Marcelo Kunrath Silva – Analisando os financiamentos de campanha e outras relações identificadas, identificam-se diversos políticos na rede. Aqueles com maior centralidade são: Mônica Leal (PP), Cezar Schirmer (MDB), Ricardo Gomes (sem partido), Fábio Ostermann (Novo), Marcel Van Hattem (Novo), Felipe Camozzato (Novo), Fernanda Barth (PSC), Mariana Pimentel (Republicanos), Ramiro Rosário (PSDB), Tiago Albrecht (Novo) e Jessé Sangalli de Mello (PL). Ou seja, a coalizão governante articula diversos partidos que se colocam no espectro político da direita. Essa amplitude possibilita uma grande capacidade de influência nas decisões do Legislativo Municipal, como se observou em temas que envolvem diretamente os interesses econômicos dos grupos empresariais, como é o caso da construção civil e do planejamento urbano.
IHU – A capital gaúcha e a gestão municipal viraram alvos de muitas críticas em função do não investimento no sistema de proteção contra cheias, apesar o superávit milionário do Dmae. Esses “donos” de Porto Alegre seriam sócios do colapso causado pela enchente?
Marcelo Kunrath Silva – Essa é uma afirmação que a pesquisa não permite responder de forma direta. No entanto, avaliações têm mostrado que a dimensão catastrófica do impacto causado pela enchente está relacionada a diversas ações ou omissões do governo municipal. Essas ações ou omissões são, em parte, decorrentes de um projeto político explicitamente voltado à desestruturação e privatização de setores importantes da administração municipal. Tal projeto político obviamente gera uma perda de capacidades estatais que se mostraram cruciais no momento da enchente. Uma vez que esse projeto político é compartilhado pelo conjunto da coalizão dominante, pode-se argumentar que há uma responsabilidade compartilhada.
Além disso, há uma questão mais estrutural que se refere às implicações das enchentes em cidades marcadas por desigualdades extremas. Apesar do impacto em áreas de maior renda da cidade, como Menino Deus e Cidade Baixa, o fato é que o impacto mais devastador e de maior duração recaiu sobre os territórios habitados por populações em situação de maior precariedade.
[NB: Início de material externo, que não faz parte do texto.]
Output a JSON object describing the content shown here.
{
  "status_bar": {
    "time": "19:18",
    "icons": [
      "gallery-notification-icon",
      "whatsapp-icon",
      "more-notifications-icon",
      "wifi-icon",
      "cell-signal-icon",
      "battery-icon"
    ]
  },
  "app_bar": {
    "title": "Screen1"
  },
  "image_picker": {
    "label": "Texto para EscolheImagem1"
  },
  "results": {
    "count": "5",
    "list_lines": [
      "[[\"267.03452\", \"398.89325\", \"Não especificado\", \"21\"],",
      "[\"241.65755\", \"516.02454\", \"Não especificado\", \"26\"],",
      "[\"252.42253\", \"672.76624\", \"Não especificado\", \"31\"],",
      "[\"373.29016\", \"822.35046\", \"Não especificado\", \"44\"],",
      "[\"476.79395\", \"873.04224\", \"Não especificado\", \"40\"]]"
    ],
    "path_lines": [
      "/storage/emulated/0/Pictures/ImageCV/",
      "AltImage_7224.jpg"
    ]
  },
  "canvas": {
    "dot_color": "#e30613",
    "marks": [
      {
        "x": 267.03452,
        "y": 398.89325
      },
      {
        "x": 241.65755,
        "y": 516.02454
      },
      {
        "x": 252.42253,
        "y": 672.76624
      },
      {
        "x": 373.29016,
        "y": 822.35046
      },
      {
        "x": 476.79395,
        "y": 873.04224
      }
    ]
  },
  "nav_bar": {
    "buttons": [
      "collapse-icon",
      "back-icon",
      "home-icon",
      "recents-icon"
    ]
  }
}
Tais populações são forçadas por uma sociedade excludente a habitarem as áreas mais propensas a serem afetadas por desastres, como as enchentes. Na medida em que o projeto político defendido pela coalizão dominante não incorpora essas populações nem como sujeitos de direitos, nem como cidadãos e cidadãs que devem ser ouvidos pelos governantes, obviamente que o resultado é uma fragilização dessas populações frente a desastres como as enchentes de 2024.
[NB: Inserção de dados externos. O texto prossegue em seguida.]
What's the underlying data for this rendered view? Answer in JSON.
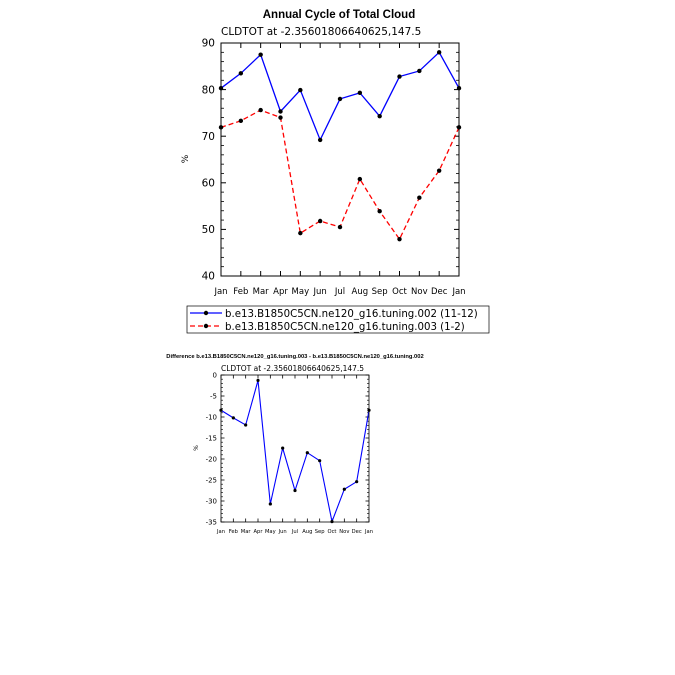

IHU – Quais os riscos e as chances de submeter o processo de reconstrução de Porto Alegre após as enchentes aos interesses desses grupos com forte influência no poder público municipal?
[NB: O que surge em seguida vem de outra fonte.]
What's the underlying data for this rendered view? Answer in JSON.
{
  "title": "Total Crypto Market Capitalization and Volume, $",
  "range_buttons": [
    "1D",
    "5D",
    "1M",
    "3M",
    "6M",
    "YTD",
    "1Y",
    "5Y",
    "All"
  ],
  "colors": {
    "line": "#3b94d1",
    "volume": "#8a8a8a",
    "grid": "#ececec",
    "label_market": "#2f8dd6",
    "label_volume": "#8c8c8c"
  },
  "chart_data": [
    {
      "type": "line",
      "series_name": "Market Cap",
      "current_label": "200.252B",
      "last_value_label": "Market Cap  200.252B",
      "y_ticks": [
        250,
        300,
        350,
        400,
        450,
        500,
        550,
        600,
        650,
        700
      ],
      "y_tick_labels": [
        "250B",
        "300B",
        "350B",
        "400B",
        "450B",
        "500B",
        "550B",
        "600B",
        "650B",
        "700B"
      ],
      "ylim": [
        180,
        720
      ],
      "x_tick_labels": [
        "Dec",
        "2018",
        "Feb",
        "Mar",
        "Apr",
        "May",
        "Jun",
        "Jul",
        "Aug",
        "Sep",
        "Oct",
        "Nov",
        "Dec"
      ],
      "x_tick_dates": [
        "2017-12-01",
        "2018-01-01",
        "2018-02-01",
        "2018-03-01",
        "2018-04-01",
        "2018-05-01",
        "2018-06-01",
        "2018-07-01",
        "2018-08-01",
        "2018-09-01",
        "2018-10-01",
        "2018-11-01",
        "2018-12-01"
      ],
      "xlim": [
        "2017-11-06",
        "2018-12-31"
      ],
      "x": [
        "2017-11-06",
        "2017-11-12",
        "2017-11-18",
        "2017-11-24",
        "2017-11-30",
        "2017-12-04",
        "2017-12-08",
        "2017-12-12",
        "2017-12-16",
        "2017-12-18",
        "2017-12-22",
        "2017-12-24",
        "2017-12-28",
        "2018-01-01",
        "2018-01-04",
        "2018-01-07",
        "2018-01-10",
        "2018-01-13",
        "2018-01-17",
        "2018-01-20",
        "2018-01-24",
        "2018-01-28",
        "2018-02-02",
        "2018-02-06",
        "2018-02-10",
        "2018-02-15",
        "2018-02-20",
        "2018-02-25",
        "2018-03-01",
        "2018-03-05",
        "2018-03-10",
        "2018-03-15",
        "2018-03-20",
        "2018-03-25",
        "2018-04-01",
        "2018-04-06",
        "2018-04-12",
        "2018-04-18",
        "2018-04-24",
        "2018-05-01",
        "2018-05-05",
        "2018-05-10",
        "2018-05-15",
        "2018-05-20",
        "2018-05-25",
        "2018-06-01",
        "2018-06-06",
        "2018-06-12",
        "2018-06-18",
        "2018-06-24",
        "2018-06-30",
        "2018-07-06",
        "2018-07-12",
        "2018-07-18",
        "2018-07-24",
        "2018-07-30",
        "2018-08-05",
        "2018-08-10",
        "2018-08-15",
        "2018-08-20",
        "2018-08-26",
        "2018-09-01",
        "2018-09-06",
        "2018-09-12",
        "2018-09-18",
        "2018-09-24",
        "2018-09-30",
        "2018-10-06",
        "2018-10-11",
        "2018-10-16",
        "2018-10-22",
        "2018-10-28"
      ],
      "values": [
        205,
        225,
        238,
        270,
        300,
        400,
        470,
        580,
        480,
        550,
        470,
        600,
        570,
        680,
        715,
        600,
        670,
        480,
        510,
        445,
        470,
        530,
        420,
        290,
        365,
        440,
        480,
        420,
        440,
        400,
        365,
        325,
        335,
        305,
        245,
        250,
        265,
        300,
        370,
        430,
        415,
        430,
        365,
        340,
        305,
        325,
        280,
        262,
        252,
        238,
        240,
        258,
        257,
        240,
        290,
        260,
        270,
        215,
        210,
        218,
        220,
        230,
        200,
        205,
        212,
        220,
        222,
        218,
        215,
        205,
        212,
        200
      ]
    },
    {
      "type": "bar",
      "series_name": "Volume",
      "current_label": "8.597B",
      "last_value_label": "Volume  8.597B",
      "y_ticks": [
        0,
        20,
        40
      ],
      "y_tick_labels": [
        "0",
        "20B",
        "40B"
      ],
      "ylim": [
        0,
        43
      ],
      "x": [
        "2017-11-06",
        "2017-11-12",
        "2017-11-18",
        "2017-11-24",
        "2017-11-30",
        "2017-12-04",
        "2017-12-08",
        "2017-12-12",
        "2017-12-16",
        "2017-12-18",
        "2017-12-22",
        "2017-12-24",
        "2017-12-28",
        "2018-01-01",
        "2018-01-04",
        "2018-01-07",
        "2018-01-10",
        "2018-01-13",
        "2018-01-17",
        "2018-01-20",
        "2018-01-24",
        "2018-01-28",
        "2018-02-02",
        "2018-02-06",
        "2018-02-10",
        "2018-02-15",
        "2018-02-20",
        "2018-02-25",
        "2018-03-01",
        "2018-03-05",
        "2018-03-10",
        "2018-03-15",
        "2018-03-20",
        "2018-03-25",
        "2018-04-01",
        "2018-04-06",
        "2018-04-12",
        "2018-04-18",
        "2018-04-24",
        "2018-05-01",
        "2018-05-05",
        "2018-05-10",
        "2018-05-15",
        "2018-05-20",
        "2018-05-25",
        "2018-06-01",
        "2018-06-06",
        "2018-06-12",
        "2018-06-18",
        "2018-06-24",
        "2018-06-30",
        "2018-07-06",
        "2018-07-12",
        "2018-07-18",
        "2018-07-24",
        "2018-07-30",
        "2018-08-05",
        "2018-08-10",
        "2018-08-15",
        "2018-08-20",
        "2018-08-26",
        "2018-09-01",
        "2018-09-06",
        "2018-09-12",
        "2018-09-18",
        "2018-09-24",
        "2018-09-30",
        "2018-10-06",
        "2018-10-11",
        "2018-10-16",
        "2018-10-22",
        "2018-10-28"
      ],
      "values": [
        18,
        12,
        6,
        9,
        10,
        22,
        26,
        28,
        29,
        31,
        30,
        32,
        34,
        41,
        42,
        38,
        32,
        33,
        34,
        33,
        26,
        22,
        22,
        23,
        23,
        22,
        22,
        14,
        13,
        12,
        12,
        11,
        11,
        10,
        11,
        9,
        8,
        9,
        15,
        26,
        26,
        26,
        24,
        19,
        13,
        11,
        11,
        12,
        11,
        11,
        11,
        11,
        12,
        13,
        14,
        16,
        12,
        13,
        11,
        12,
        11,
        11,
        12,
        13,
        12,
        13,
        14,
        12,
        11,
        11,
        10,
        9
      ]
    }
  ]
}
Marcelo Kunrath Silva – O processo de reconstrução de Porto Alegre e, mais amplamente, do Rio Grande do Sul se tornou objeto de uma forte mobilização da rede identificada na pesquisa. De um lado, há iniciativas do próprio empresariado, como o Reconstrói RS, promovido pelo Instituto Ling, o Instituto Cultural Floresta e a Federasul, e o Regenera RS, promovido pelo Instituto Helda Gerdau, com recursos iniciais da Gerdau e da Vale. Essas iniciativas se caracterizam por doações de recursos empresariais para ações de reconstrução escolhidas pelos doadores. O que se vê aqui é uma lógica muito similar à referida ação do ICF na segurança pública e que deu origem ao PISEG.
De outro, há uma forte mobilização para incidir nas políticas de reconstrução de diferentes níveis de governo: municipal, estadual e federal. Nos âmbitos municipal e estadual, como seria esperado, é visível a grande permeabilidade dos governos às demandas e propostas da coalizão governante. Desde a escolha dos locais (Instituto Ling e TecnoPuc) que a Prefeitura de Porto Alegre utiliza para apresentar seus projetos até a composição do conselho do Plano Rio Grande, há um forte privilegiamento da coalizão governante. Essas escolhas apontam para um sério risco de uma reconstrução que mantenha e, talvez, amplie as brutais desigualdades e violências que marcam as vidas da imensa maioria da população, que hoje está excluída dos espaços de decisão sobre políticas que definirão o seu futuro.